System Description
Two pipeline reciprocating compressors driven by synchronous motors. There is a large flywheel between the motor and the compressor. One VFD shared between the two vibration motors, used as a soft start for the first motor which is switched to across the line”, and then the second unit is started and run on the VFD.
Symptoms
Failures:
Several motor shaft failures in the stub shaft area have occurred, caused by torsional vibrations and improper shaft materials.
Vibrations:
Bearing housing vibrations are not high. Torsional vibrations (TVs) are an issue on the vibration motor side of the flywheel. TVs are lower than predicted on the outboard end of the compressor, but higher than predicted on the outboard end of the motor.

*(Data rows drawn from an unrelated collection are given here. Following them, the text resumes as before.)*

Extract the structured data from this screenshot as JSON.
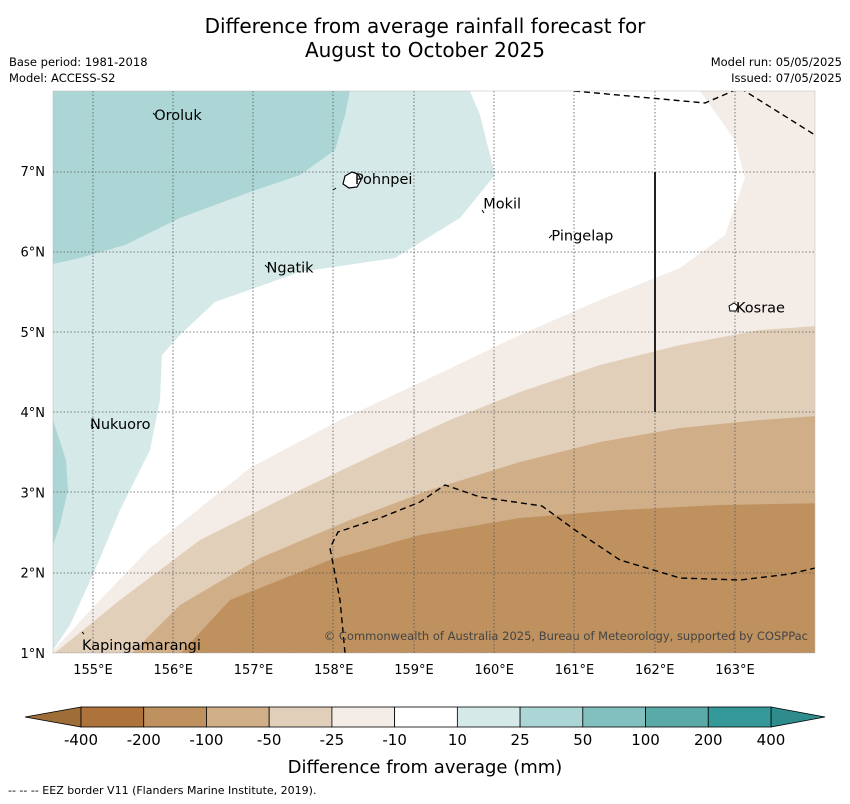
{
  "title_line1": "Difference from average rainfall forecast for",
  "title_line2": "August to October 2025",
  "base_period": "Base period: 1981-2018",
  "model": "Model: ACCESS-S2",
  "model_run": "Model run: 05/05/2025",
  "issued": "Issued: 07/05/2025",
  "places": [
    {
      "name": "Oroluk",
      "lon": 155.75,
      "lat": 7.7
    },
    {
      "name": "Pohnpei",
      "lon": 158.25,
      "lat": 6.9
    },
    {
      "name": "Mokil",
      "lon": 159.85,
      "lat": 6.6
    },
    {
      "name": "Pingelap",
      "lon": 160.7,
      "lat": 6.2
    },
    {
      "name": "Ngatik",
      "lon": 157.15,
      "lat": 5.8
    },
    {
      "name": "Kosrae",
      "lon": 163.0,
      "lat": 5.3
    },
    {
      "name": "Nukuoro",
      "lon": 154.95,
      "lat": 3.85
    },
    {
      "name": "Kapingamarangi",
      "lon": 154.85,
      "lat": 1.1
    }
  ],
  "lon_ticks": [
    "155°E",
    "156°E",
    "157°E",
    "158°E",
    "159°E",
    "160°E",
    "161°E",
    "162°E",
    "163°E"
  ],
  "lat_ticks": [
    "1°N",
    "2°N",
    "3°N",
    "4°N",
    "5°N",
    "6°N",
    "7°N"
  ],
  "copyright": "© Commonwealth of Australia 2025, Bureau of Meteorology, supported by COSPPac",
  "colorbar": {
    "labels": [
      "-400",
      "-200",
      "-100",
      "-50",
      "-25",
      "-10",
      "10",
      "25",
      "50",
      "100",
      "200",
      "400"
    ],
    "colors": [
      "#ad733a",
      "#be915f",
      "#d0ae88",
      "#e2cfba",
      "#f4ece6",
      "#ffffff",
      "#d5eae8",
      "#acd6d5",
      "#82c0bf",
      "#5aaaa8",
      "#35999a"
    ],
    "under_color": "#9e6d38",
    "over_color": "#2e8c8c",
    "title": "Difference from average (mm)"
  },
  "legend_note": "--  --  -- EEZ border V11 (Flanders Marine Institute, 2019)."
}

The original symptoms were exhibited in the Unit 1 motor. As the speed was increased and the first torsional critical speed was excited, the TVs peaked and then stayed high at the TNF even though the motor speed was still increasing.
Unit 2 did not exhibit the“1ock-in” TV at a fixed frequency. The amplitude of the TVs on the motor outboard was higher than predicted.
Mechanical Natural Frequencies: not an issue in this case.
Torsional Natural Frequencies (TNFs): The TNF measured in the field is as predicted using computer models. The damping used in the predictions is consistent with the damping measured in the field.
Current Pulsations: Not measured correctly.
Mechanical Changes Attempted
The vibration motor shaft material problems have been corrected. This has had no effect on the vibrations, but will give better motor life.
Electrical or Software Changes
In a recent test, the VFD manufacturer made software changes to the drive. We are not privy to the changes made.
The result of the changes was that the two motors now behave the same when on VFD control. The lock-in constant frequency of TV no longer occurs on Unit 1.
The amplitude of TV at resonance is higher than predicted on both units at the front of the vibration motor.
Conclusions
We believe that the compressor torque fluctuations cause speed fluctuations in the motor, which lead to current fluctuations being generated by the motor and sent to the VFD. The VFD then amplifies the current fluctuations which cause larger speed fluctuations (another way of saying torsional vibrations) in the motor.
The flywheel apparently isolates the compressor from the torsional vibrations (torque fluctuations) coming from the motor. It was originally installed to isolate the motor from torque fluctuations coming from the compressor.
Designers of torsional systems can only assume that Variable Frequency Drives will not amplify the torsional vibrations in a system at this time. In fact, we have seen that amplification does occur.
Therefore, the VFD manufacturer must be made responsible for tuning the drive to match the electrical and mechanical system characteristics, eliminating the amplification.